If you can’t find washing soda, you can make it using baking soda, cooked in an oven on a baking sheet at 400 degrees fahrenheit for 30 minutes. It will change consistency from a light, clumping powder to flat and grainy.

Combining washing soda and borax together in water converts some water molecules into hydrogen peroxide which is the main ingredient in OxiClean. It will whiten and brighten loads of clothing, without wearing them out (unlike bleach).

Recipe Steps:

1. Grind up 1 bar of soap either using a box grater or in the food processor / high powered blender. It helps to cut the bar up into squares if you are going to use the blender. I used the grating blade to initially chop up the soap, and then switched to the blade that pulverizes the soap flakes further. Put the now ground soap into a large mixing bowl.

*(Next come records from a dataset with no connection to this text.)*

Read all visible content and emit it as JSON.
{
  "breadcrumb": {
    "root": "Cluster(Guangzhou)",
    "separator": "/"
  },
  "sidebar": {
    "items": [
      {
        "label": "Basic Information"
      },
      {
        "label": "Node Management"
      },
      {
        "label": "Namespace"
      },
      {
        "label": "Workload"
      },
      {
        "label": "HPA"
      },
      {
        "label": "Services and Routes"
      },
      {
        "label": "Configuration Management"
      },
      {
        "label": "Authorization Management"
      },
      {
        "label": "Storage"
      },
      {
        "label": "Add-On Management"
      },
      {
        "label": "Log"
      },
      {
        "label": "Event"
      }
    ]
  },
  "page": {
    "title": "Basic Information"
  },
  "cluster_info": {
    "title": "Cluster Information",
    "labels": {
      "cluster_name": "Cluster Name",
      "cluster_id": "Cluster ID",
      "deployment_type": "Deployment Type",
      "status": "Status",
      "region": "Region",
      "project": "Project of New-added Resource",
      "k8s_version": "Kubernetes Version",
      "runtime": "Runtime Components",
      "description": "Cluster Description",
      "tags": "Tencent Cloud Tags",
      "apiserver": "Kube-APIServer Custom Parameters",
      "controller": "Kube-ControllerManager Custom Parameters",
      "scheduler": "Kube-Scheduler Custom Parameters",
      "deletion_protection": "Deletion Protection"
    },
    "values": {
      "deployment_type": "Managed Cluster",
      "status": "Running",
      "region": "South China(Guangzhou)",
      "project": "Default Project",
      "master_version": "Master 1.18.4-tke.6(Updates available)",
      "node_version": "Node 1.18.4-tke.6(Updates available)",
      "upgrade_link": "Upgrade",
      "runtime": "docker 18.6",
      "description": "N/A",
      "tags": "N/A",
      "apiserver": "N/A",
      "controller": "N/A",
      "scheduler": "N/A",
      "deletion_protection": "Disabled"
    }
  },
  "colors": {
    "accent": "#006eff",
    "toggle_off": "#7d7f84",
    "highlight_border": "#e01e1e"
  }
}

2. To the mixing bowl, add 1 cup of borax and 1 cup of washing soda. Mix all together.

3. Pour mixture into a wide mouth mason jar.

4. Shake well before use.

Dry Detergent Ingredient And Wet Detergent

To Use:

1. Add 1 tablespoon of dry detergent to a separate quart wide mouth mason jar.

2. Boil 4 cups of water. This is basically enough water to fill the quart mason jar. So you don’t necessarily have to measure the water out. Just fill to where the neck starts to narrow. I usually do 2 jars at a time for for conveniance (equal to 4 large loads of laundry). I put the mix ratio (1 tablespoon to 4 cups of water) onto the jar lid with a marker for ease of remembering.

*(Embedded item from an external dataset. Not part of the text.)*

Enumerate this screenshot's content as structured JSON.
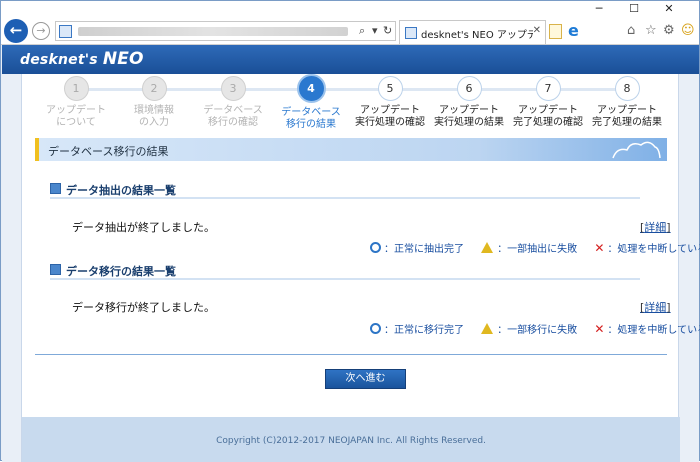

The jars will be really hot when filled. Let stand until cool. If you use canning lids, the jars will seal just like when you water bath can food.

If you let the jars settle for a while, you might notice that the detergent floats in a jelly mass inside the middle of the jar. No big deal, just shake and use. I guess I forgot to add the stabilizers and other junk that the big brands use.

Two Jars Of Mixed Laundry Detergent Homemade

3. To use add 1/2 the mason jar (or 2 cups) to a large load of laundry.

4. If you want to boost the deodorizing of your laundry detergent, a good additive to a particularly stinky load is to use a cup of vinegar (I just squirt it directly from the jug). In the past, when we lived in a house where the bath towels never seemed to get completely dry, we used vinegar in the load to kill off that damp mouldy smell.

Vinegar by itself will also clean your washing machine if you run it alone with hot water. Run the machine on a soak cycle.


Try it this recipe and tell me what you think. Its cheap and easy. Will you take the plunge?

Have you ever made your own laundry detergent or soap? Was it easy? How did it work?